The vulture could not be stopped.

He had made sure of that.

Fine, I get it. Lots of people between me and fixing this. Anything else?

He had to understand, and he had to refuse.

Yes, you told me already.

HE HAD TO.

The best of the three possibilities.

He could still bring about his preferred outcome.

But this method was the safest.

This method had hope. However little that was.

I’ll do my best.

The renegade would.

It knew.

The renegade had touched its cocoon.

He had reached its core.

He was the fourth ever, not including those who had been created here. He was the first to do so to be the same as what it had once been.

It had freed the renegade from its power, that which the third of the four had leashed for his own use. The renegade would not be held down by its great forgetting.

That was the one thing that the third could not stop it from doing.

The renegade was the second ever.

He had seen what had become of the first. The tenant.

0.12749 seconds had passed since he had first touched its cocoon.

The tenant had suffered the first few permanent effects after 0.16283 seconds. Things had only gone downhill for him from there.

And he had not had to re-remember that which it had stripped from him.

The renegade would.

It would be best to retreat now.

The renegade had already learned plenty.

Yeah, thanks for the tip. Certainly better than… than… which name does the last watcher actually use again?

It did not know.

The semantics of which names were preferred eluded its perspective.

As did many things.

The renegade would refamiliarize himself once he had detached himself.

The snake was devouring its own tail while the two communed.

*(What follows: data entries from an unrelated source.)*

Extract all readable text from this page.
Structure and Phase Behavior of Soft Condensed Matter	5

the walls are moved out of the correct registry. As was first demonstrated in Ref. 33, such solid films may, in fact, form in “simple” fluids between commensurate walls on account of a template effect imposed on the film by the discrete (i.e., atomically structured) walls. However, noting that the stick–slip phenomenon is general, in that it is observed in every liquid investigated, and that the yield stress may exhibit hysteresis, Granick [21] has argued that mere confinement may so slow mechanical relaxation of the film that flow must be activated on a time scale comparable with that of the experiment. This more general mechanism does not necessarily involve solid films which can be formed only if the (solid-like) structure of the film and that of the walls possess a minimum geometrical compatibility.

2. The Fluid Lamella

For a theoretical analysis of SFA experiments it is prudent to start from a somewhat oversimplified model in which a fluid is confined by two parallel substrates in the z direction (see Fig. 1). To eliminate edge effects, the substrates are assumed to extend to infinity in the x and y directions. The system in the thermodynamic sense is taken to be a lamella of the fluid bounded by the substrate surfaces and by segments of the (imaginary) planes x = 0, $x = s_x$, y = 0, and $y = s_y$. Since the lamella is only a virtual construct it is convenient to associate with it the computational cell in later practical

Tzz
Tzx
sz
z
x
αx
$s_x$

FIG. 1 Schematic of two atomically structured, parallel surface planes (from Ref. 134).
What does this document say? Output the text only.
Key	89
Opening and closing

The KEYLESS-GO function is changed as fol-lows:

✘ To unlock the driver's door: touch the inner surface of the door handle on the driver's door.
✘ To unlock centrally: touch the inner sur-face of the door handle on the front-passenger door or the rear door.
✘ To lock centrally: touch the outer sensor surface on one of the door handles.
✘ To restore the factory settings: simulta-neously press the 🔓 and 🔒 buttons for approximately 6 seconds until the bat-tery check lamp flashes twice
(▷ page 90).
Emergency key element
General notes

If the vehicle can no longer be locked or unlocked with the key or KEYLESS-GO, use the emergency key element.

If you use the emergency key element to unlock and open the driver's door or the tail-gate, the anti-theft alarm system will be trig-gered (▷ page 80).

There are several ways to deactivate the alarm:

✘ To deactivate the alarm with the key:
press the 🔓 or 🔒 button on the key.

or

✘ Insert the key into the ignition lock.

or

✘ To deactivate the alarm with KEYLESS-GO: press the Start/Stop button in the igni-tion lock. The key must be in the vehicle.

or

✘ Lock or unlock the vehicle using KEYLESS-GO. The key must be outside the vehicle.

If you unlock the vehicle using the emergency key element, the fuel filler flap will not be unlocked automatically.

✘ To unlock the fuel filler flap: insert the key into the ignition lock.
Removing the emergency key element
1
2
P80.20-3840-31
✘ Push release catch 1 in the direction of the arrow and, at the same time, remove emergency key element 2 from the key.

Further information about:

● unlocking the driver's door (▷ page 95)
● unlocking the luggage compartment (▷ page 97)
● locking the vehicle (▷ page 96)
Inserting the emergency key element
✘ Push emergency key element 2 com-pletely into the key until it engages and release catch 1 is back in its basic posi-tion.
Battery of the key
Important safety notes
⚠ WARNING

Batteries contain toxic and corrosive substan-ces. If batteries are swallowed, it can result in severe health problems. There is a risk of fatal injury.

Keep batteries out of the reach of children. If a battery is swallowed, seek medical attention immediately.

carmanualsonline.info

It was in its nature, after all.

But he still had time.

It did not.

He was allowed to leave.

It never would.

It recommended that he took the opportunity while he still had it.

Thanks. I will.

-

Mark fell forward out of his linen cocoon, his mask the only thing that stopped his nose from smashing itself to pieces against the cold brick of the sewer floor.

Groggily, Mark stood up. He could feel that his weapons were back in the appropriate places, as was evidently the case for his mask. But the darkness around him made it clear that he didn’t need it at the moment. He took it off and, without a backpack to stash it in anymore, kept it in his offhand.

He looked over his shoulder, at the person-sized cocoon of linen that had seemingly grown out of the wall of the sewer tunnel. He stared at the burst-open hollow shell for the better part of a minute as his brain reorganized itself around more familiar modes of thought.

Eventually, he blinked and turned around. “…Huh.”

He recognized the part of the sewer that the… thing had deposited him in. It was only about thirty seconds from the locals’ station. The first place he had ruled out as a valid rendezvous spot with his friends.

He sighed. Of course they hadn’t realized how bad of an idea that was. He started trudging forward, with more than a few topics to catch the rest up on.